I'm not satisfied, 0:00-1:03 (midi file).

I'm not satisfied, 0:00-1:03 (transcription).

Included in this example are:
Bars 1-4: opening with vocal harmonies. The key is E Mixolydian, about the only thing this intro has in common with the 1966 version. During bars 1-3 triplets dominate so one might also choose to notate this in 12/8 instead of 4/4. Bar 4, on the other hand, has a standard 4/4 subdivision.
Bars 5-6: phrase one from the first theme. In 1966 these bars are in D. In this case notes only occasionally alter, so in this context it can better be called D Lydian with only the pedal note switching from E to D. During bars 1-3 the band is playing along E-Bm7 chord progression.
Bars 7-10: the second phrase of theme one is a repeated figure including the doo-wop type of harmonies typical for the album. The chord progression during this figure is A-F#m-Bm-A.
Bars 11-16: the first theme repeats.
Bars 17-20: start of the second theme, only roughly resembling the 1966 version.

6. Jelly roll gum drop

Jelly roll Zappa's love of fifties doo-wop songs resulted in a huge collection of singles from this era, that he kept with him his whole life. Every now and then he would include a doo-wop classic in his concert repertoire. "You can't do that on stage anymore, vol. IV" ends with a series of covers, while "Them or us" (1984) opens with "The closer you are".
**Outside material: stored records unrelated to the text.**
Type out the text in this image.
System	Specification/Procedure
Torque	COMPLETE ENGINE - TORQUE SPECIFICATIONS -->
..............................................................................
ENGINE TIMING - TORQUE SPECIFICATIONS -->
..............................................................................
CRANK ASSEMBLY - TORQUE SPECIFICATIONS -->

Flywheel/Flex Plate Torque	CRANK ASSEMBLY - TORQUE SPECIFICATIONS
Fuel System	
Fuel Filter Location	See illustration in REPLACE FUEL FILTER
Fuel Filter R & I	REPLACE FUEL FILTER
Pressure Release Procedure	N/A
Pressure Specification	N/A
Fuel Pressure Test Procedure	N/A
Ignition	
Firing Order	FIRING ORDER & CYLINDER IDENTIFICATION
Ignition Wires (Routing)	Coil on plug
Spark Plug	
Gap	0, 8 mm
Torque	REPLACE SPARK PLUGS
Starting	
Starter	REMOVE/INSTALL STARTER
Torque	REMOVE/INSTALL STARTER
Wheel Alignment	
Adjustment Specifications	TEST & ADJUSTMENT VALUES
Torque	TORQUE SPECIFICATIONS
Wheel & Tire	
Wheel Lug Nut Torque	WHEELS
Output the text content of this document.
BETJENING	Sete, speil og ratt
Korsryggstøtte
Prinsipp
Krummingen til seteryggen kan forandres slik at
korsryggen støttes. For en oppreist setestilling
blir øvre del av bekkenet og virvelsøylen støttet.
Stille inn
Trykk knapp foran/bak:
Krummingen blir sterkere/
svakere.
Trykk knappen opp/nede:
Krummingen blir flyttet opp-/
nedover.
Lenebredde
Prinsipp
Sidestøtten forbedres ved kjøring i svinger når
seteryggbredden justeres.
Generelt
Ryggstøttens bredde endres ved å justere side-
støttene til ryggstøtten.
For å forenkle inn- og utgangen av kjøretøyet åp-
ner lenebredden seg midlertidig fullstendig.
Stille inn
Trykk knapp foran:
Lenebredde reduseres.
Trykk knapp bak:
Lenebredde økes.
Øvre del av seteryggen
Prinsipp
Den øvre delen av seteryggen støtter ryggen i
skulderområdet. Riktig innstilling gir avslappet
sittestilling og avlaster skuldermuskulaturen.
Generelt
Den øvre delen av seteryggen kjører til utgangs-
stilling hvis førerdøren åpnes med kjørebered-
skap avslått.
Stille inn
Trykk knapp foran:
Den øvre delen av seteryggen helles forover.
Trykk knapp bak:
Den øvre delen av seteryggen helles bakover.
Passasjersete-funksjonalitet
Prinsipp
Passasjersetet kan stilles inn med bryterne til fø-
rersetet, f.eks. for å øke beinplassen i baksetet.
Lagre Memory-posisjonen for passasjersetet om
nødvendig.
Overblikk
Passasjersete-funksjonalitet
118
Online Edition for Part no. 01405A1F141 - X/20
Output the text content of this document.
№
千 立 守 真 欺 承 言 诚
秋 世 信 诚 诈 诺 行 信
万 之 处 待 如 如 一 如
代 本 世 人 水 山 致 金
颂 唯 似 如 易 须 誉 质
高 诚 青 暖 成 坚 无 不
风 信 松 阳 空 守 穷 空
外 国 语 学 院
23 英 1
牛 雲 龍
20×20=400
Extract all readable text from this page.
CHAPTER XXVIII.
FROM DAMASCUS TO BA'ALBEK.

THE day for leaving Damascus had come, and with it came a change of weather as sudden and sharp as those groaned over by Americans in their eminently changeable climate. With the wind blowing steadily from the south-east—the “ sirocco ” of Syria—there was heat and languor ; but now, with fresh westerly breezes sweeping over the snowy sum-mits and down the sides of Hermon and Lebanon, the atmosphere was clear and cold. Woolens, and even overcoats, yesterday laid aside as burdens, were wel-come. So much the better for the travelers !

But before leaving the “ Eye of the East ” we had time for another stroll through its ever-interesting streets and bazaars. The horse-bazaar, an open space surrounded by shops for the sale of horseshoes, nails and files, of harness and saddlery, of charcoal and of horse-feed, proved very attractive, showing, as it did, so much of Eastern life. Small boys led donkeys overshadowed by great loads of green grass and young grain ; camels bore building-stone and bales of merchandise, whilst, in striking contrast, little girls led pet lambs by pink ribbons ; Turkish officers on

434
Jelly roll gum drop, theme (midi file).

Jelly roll gum drop, theme (transcription).

"Jelly roll gum drop" is in A Mixolydian with the following chord progression: I-VII-I-VII-I-II-III-IV-V-IV-III-II-V-I. In bars 7-12 the melody forms a sequence, going upwards in bars 7-11 and back again from bar 12 onwards, each time moving with a second. Bar 13, with an E instead of C#, first breaks the literal pattern. Notable is the fact that in most bars the movement from beat 4 to beat 1 in the following bar is syncopic. Left: part from the album instructions for how to comb a jelly roll.

7. Anything

Like "Cheap thrills", "Anything" mostly follows a repeated progression: I-II-III-II-I etc. in C. This song is another Ray Collins song for the album. Ray is also credited for doing the lead vocals. 1968 would be the last year of him working with Zappa. Not at ease with the directions Zappa was taking, he preferred to live in anonymity ever since.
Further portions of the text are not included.